When Secretary Duncan spoke at the Askwith Forum here at the Ed School, every seat was filled. Tickets were raffled off and his talk was streamed for those who didn’t make it in the room.
As expected during an election year (not sure which years aren’t), Sec. Duncan’s talk was light on anything that could be taken as disruptive thinking. The title of “Fighting the Wrong Education Battles” was fleshed out not with a clear cry for which battles were worth fighting, but for compromise and ceding of ideology.
It was the stump speech I expected and that Sec. Duncan needed to make in an age when leadership has become conflated with keeping power. Because I understood the politics of the moment, I wasn’t surprised by the speech.
The underwhelming feeling came from the audience’s response. It almost felt as though being in the room negated the potential to disagree. Access trumped democracy. When we arrived at the Q&A portion, questions were largely driven by personal interests and not thoughtful engagement with the positions the Secretary had outlined.

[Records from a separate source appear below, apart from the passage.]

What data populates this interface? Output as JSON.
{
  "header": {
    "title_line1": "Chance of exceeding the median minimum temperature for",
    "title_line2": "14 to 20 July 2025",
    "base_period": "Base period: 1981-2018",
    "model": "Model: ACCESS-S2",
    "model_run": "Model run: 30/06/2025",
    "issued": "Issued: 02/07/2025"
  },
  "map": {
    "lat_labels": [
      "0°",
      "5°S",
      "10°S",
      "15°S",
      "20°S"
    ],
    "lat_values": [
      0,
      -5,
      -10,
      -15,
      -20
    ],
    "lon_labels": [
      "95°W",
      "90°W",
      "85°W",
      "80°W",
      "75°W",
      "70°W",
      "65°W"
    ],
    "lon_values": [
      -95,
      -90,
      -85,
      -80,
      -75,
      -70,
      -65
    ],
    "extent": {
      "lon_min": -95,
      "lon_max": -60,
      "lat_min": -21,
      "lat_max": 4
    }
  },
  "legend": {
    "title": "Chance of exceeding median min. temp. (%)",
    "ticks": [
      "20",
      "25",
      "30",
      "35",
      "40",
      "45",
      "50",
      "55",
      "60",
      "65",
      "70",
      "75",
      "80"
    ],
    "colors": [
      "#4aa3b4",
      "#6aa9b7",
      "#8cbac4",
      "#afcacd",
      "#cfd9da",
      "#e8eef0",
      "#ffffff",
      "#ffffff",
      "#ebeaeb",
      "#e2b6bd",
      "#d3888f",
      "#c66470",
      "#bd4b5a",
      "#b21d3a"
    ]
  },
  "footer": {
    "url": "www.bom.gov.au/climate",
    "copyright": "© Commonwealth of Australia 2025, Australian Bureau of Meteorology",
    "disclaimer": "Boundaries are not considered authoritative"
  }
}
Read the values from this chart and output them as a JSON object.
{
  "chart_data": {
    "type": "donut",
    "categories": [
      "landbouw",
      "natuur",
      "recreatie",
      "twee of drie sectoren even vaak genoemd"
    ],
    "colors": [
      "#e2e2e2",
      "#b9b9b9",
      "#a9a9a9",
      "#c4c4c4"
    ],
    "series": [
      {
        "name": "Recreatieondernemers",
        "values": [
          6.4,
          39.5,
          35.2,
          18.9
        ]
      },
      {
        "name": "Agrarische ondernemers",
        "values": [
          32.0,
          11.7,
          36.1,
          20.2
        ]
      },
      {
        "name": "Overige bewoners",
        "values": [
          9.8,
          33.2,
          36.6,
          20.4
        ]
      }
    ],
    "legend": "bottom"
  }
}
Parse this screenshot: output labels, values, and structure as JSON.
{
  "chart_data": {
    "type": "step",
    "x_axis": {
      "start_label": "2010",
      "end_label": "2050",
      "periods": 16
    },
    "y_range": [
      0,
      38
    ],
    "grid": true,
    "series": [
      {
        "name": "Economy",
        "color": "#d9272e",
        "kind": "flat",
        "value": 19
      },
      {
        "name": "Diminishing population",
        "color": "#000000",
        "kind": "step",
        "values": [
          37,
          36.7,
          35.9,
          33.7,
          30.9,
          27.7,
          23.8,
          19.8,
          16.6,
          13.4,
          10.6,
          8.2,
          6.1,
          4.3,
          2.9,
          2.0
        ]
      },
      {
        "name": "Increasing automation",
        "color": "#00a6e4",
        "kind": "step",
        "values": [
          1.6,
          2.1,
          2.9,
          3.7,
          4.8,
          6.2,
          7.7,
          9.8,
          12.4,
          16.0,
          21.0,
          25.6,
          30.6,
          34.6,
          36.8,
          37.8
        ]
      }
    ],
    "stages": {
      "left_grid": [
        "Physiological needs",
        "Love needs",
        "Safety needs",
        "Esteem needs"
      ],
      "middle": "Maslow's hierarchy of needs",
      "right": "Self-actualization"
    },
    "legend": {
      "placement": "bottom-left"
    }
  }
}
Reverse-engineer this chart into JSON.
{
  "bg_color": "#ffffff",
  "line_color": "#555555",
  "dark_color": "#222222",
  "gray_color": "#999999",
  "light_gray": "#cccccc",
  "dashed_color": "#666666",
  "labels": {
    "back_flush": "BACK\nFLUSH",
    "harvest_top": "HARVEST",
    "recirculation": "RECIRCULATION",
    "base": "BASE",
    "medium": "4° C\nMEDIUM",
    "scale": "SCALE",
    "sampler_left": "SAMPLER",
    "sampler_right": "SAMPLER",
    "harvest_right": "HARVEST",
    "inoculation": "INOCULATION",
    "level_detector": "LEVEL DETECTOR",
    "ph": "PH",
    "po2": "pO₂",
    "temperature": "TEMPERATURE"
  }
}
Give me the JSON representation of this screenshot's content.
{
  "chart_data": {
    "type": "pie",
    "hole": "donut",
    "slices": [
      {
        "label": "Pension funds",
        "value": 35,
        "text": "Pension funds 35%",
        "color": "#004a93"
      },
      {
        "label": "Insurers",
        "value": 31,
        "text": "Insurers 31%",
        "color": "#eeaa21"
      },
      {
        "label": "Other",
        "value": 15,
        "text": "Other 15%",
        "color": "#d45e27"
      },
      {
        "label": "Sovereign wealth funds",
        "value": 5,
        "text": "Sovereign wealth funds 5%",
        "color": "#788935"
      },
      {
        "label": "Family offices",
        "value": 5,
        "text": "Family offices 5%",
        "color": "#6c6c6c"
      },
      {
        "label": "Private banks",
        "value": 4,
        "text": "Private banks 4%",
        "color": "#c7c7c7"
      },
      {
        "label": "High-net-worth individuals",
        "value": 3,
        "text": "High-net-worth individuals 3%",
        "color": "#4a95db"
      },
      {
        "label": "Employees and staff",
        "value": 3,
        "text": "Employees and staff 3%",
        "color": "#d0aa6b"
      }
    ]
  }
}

This was expected. As columnist David Brooks noted at his Askwith, I’ve been at Harvard enough to know people were there to hear themselves talk.
All that was not what frustrated me.
The next day, Wynton Marsalis joined with a distinguished panel for another forum titled “Educating for Moral Agency and Engaged Citizenship.”
Marsalis and the rest of the panel explored education from the perspective of jazz, the arts, and non-religious spiritual education. They challenged notions of masculinity and community involvement and considered how educators and officials could shift the way they listen in a move to improve students’ learning.
It was exteporaneous and free-flowing. Tangents were followed. Ideas explored. Standards challenged.
…rows empty.
Whereas a stump speech brought out throngs and was streamed and archived, I can’t post the footage of the Marsalis panel because I can’t find it.
I wish I could.
If we continue to flock to those in power who are encumbered in the service of multiple masters for inspiration and solutions, the future we hope for will continue to exist on a far distant horizon.
If more and more we realized the value and wisdom of engaging with those who are in an of the doing of the work, that horizon would be far closer.